Но вернемся к истории: здравоохранение в дореволюционной России не было СИСТЕМОЙ в математическом понимании этого слова. Единственным государственным медицинским ведомством было МВД, но оно скорее занималось тюремными проблемами и устранением последствий эпидемий. Не было организованной земской медицины, заводской, благотворительной, медицины МПС и военной: эти сегменты существовали сами по себе. Все понимали необходимость реформ, но процесс затянулся на 30 лет: от генерала Сергея Петровича Боткина до генерала Георгия Ермолаевича Рейна (оба – академики). И Боткин, и Рейн, и вслед за ними Николай Александрович Семашко говорили о назревшей необходимости единой, национальной системы народного здравия.
Вот цитата из выступления Семашко еще до образования Наркомата здравоохранения, в июне 1918 года: «Насущной организационной задачей советской медицины на местах является устранение прежних межведомственных рамок и объединение ее… Лечебная медицина должна быть построена на последовательности проведения принципов: а) общедоступности и б) бесплатности». Это ужасные принципы с точки зрения апологетов капитализма, понимаю, но с 1910 года «социалистические» подходы уже были реализованы в царской России. Увы, создать единую безбарьерную и бесшовную систему так и не удалось. Хотя, конечно, медицина работала лучше, чем сегодня: больной мог прийти не только к терапевту, но и к специалисту в поликлинику (и они, заметим, были везде), довольно легко мог быть госпитализирован. Первичный контакт медицинской помощи работал исправно. |
Были сложности в 70-е годы с тем новым, что сегодня называется «высокотехнологичной помощью», – сердечно-сосудистой хирургией, нейрохирургией, онкологией и онкогематологией, гемодиализом и др. Но на моих глазах – а я 40 лет работал в крупной многопрофильной городской больнице, куда поступало от 120 до 200 больных в день – проблемы в СССР решались. Строились новые корпуса больниц и поликлиник по всей стране. Появлялись медучреждения в селах (колхозные профилактории и ФАП), развивались санатории (чья клиническая эффективность может вызывать сегодня сомнения, хотя…). Прочно встала на ноги Служба крови (информация на всякий случай: до сих пор ни одного заражения ВИЧ-инфекцией при переливании компонентов крови, а сколько трагических случаев в США, Канаде, Франции). Создавались новые клинические центры.
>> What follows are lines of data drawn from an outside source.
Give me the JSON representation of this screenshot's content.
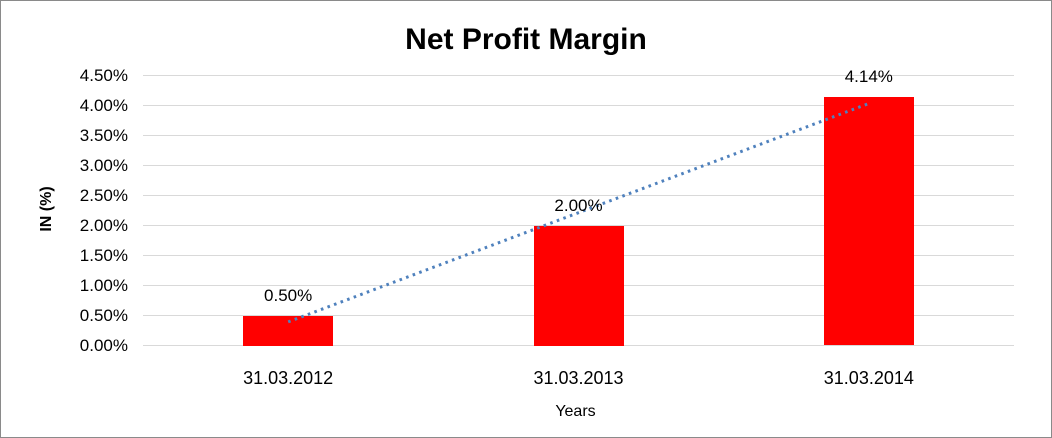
{
  "chart_data": {
    "type": "bar",
    "title": "Net Profit Margin",
    "xlabel": "Years",
    "ylabel": "IN (%)",
    "categories": [
      "31.03.2012",
      "31.03.2013",
      "31.03.2014"
    ],
    "values": [
      0.5,
      2.0,
      4.14
    ],
    "data_labels": [
      "0.50%",
      "2.00%",
      "4.14%"
    ],
    "ylim": [
      0,
      4.5
    ],
    "ytick_step": 0.5,
    "ytick_labels": [
      "0.00%",
      "0.50%",
      "1.00%",
      "1.50%",
      "2.00%",
      "2.50%",
      "3.00%",
      "3.50%",
      "4.00%",
      "4.50%"
    ],
    "grid": true,
    "legend": "none",
    "bar_color": "#FF0000",
    "gridline_color": "#D9D9D9",
    "text_color": "#000000",
    "trendline": {
      "type": "linear",
      "style": "dotted",
      "color": "#4F81BD"
    }
  }
}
Тезис автора о «присвоении» властью больниц и медпунктов после революции неверен. В первое время после Октября работали больничные кассы при заводах и фабриках и содержали больницы, платили заводским врачам. В земствах были земские пункты с фельдшерами и врачами. Но земства исчезли, откуда было брать деньги на содержание медперсонала? Кстати, как чудесно все это выглядело до 17-го года, хорошо описано у В.В. Вересаева и М.А. Булгакова. Это ведь просто был ужас, от которого волосы на голове шевелятся. Да, эти сельские пункты постепенно власть «прибирала к рукам», но что же «присваивали»? Это ведь не были частные больницы. И в городах больницы не были частными. Власть новая и их взяла на обеспечение. Кстати, многие заводские больницы работают и по сию пору, настолько они были хороши. Вопрос – как строить единую систему, если все медицинское организации будут сами по себе?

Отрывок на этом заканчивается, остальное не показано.